The impact of the pandemic, though, has been severe on certain sectors of the industry. On-premise cider sales (in restaurants, breweries and taprooms) declined nearly 70% from 2019.
“We’re resilient, we’re tough, we’re savvy. You couldn’t have predicted how your business would have stood up to a once-in-a-lifetime pandemic,” said Anna Nadasdy, director of customer success at Fintech, a data company for the alcohol industry.
Nadasdy’s keynote on expected consumer trends in 2021 cited the key drivers influencing consumer behavior — the economy, politics and natural disasters. Here are seven of her takeaways for cideries:
- Consumers Buying all Alcohol Types
Though consumers have long been loyal to one type of alcohol — beer, wine or spirits — the “beer guy or wine gal” label is disappearing. Over one-third of consumers are purchasing from all three major categories.

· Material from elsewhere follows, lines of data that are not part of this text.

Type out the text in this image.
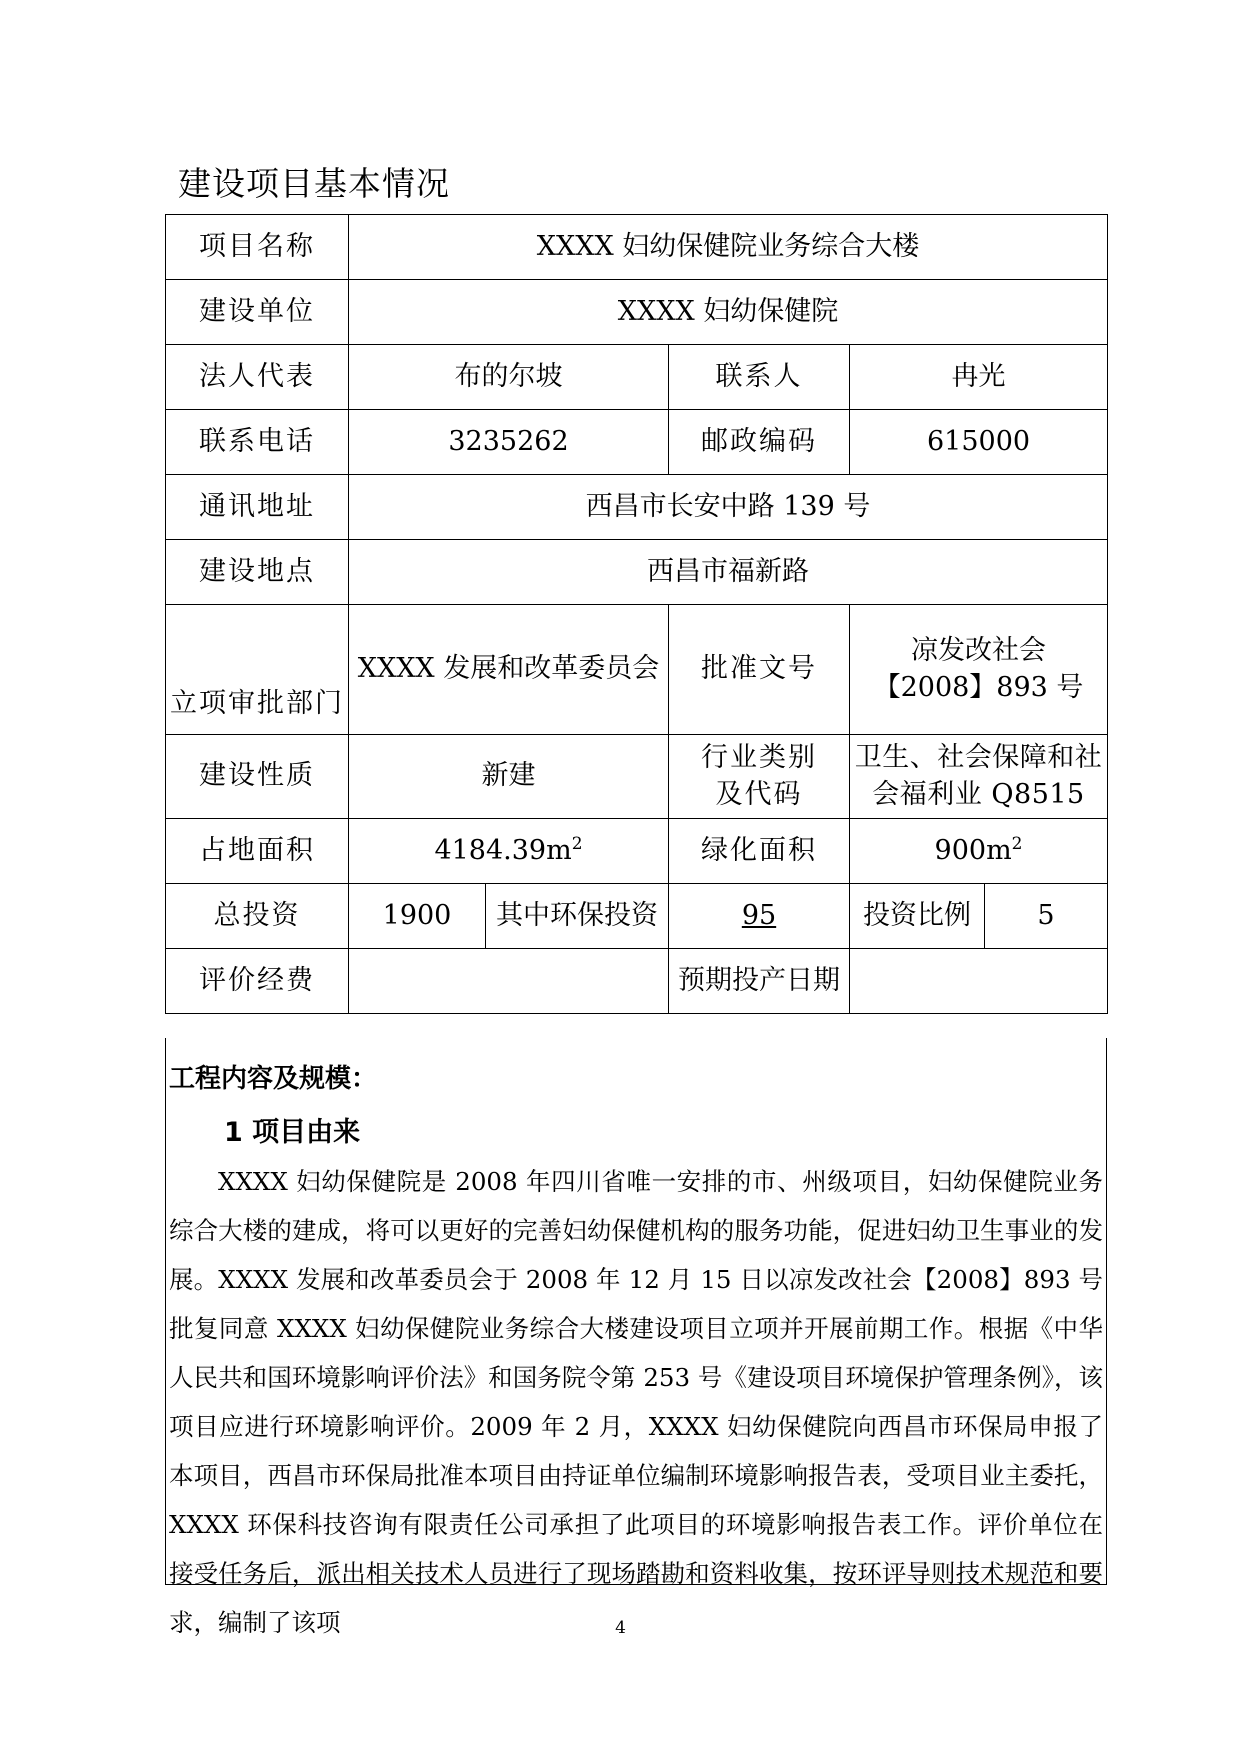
建设项目基本情况
项目名称	XXXX 妇幼保健院业务综合大楼				
建设单位	XXXX 妇幼保健院				
法人代表	布的尔坡		联系人	冉光	
联系电话	3235262		邮政编码	615000	
通讯地址	西昌市长安中路 139 号				
建设地点	西昌市福新路				
立项审批部门	XXXX 发展和改革委员会		批准文号	凉发改社会
【2008】893 号	

建设性质	新建		行业类别及代码	卫生、社会保障和社会福利业 Q8515	
占地面积	$4184.39m^2$		绿化面积	$900m^2$
总投资	1900	其中环保投资	95	投资比例	5
评价经费			预期投产日期		
工程内容及规模：
1 项目由来

XXXX 妇幼保健院是 2008 年四川省唯一安排的市、州级项目，妇幼保健院业务综合大楼的建成，将可以更好的完善妇幼保健机构的服务功能，促进妇幼卫生事业的发展。XXXX 发展和改革委员会于 2008 年 12 月 15 日以凉发改社会【2008】893 号批复同意 XXXX 妇幼保健院业务综合大楼建设项目立项并开展前期工作。根据《中华人民共和国环境影响评价法》和国务院令第 253 号《建设项目环境保护管理条例》，该项目应进行环境影响评价。2009 年 2 月，XXXX 妇幼保健院向西昌市环保局申报了本项目，西昌市环保局批准本项目由持证单位编制环境影响报告表，受项目业主委托，XXXX 环保科技咨询有限责任公司承担了此项目的环境影响报告表工作。评价单位在接受任务后，派出相关技术人员进行了现场踏勘和资料收集，按环评导则技术规范和要求，编制了该项	4
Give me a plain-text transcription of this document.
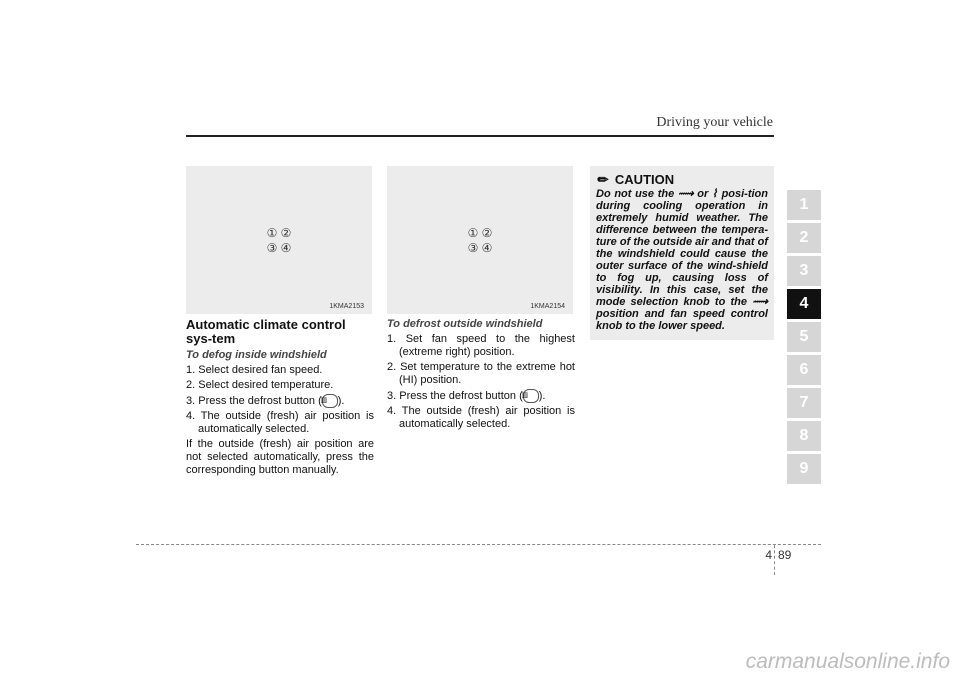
Driving your vehicle
① ②
③ ④
1KMA2153
① ②
③ ④
1KMA2154
Automatic climate control sys-tem
To defog inside windshield
1. Select desired fan speed.
2. Select desired temperature.
3. Press the defrost button (▥ ).
4. The outside (fresh) air position is automatically selected.
If the outside (fresh) air position are not selected automatically, press the corresponding button manually.
To defrost outside windshield
1. Set fan speed to the highest (extreme right) position.
2. Set temperature to the extreme hot (HI) position.
3. Press the defrost button (▥ ).
4. The outside (fresh) air position is automatically selected.
✎ CAUTION
Do not use the ⟿ or ⌇ posi-tion during cooling operation in extremely humid weather. The difference between the tempera-ture of the outside air and that of the windshield could cause the outer surface of the wind-shield to fog up, causing loss of visibility. In this case, set the mode selection knob to the ⟿ position and fan speed control knob to the lower speed.
1
2
3
4
5
6
7
8
9
4 89
carmanualsonline.info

Hard seltzer is the third largest beer segment (16% of dollar share, behind domestic premium and imported beers), but it’s the fastest growing. This is exciting for cider makers, Nadasdy notes — hard seltzer in 2018 was the size of the cider market today.
- Fruit-Flavored Cider is Growing
Though apple cider still dominates the cider market with 52% of sales, fruit-flavored cider grew three points in the past year to 12% of sales. The top three fruit-flavored products are: Ace Pineapple Craft Cider, Incline Scout Hopped Marionberry Cider and 2 Towns Ciderhouse Pacific Pineapple Cider.
(Other products in the cider category include: mixed flavors, dry cider, seasonal cider/perry, herb/spice cider.)
- Cider is Making Waves in Craft Beer
Cider — tracked as part of the overall craft beer category — is proving a worthy participant.Cider has 11% of the dollar share, second only to the category leader, India Pale Ale (41% of the market).
“That’s really impressive for such a small base,” Nadasdy says. “Even though you guys are a smaller segment, you still have a lot to contribute to the overall beer category. And I think it’s important when you’re having these conversations with retailers that you are able to point out these wins.”
- Hard Kombucha is Gaining Ground
Cideries are competing with hard kombucha. Though hard kombucha is a fermented tea and not a cider, retailers consider hard kombucha and cider comparable drinks. And hard kombucha sales are growing quickly.
“Although small now, keep an eye on (hard) kombucha,” Nadasdy said.
- Prepare for Changed On-Premise Sales
Once wide-spread vaccination is in place and on-premise dining returns, expect fundamental changes such as more online ordering, healthier menu choices and a rise in food tech like tablet menus. The National Restaurant Association listed other significant changes that will impact cideries:
- Streamlined menus. There will be fewer menu items, with 63% of fine dining operators and half of casual and family dining operators saying they will reduce their offerings.
- Alcohol-to-go. Seven in 10 full-service restaurants added alcohol-to-go during the pandemic. Thirty-five percent of customers say they are more likely to choose a restaurant that offers alcoholic beverages to-go.
- Rosé-Flavored Cider is Out
Every brand of rosé-flavored cider is losing sales. The top three brands showing the most significant losses in this category are: Angry Orchard, Bold Rock and Virtue.
- Cans Are King
Cans are leading the dollar share of the market, growing at 1.5 times the rate of bottles. Six-pack (11-13 ounce) cans are now the top share item with 29% of total cider sales. This is followed by six-pack (11-13 ounce) bottles and 4-pack (18-ounce) cans. (These figures do remove shares of Angry Orchard, which sells in bottles. Because Angry Orchard dominates 40% of the cider market, they skew the data.)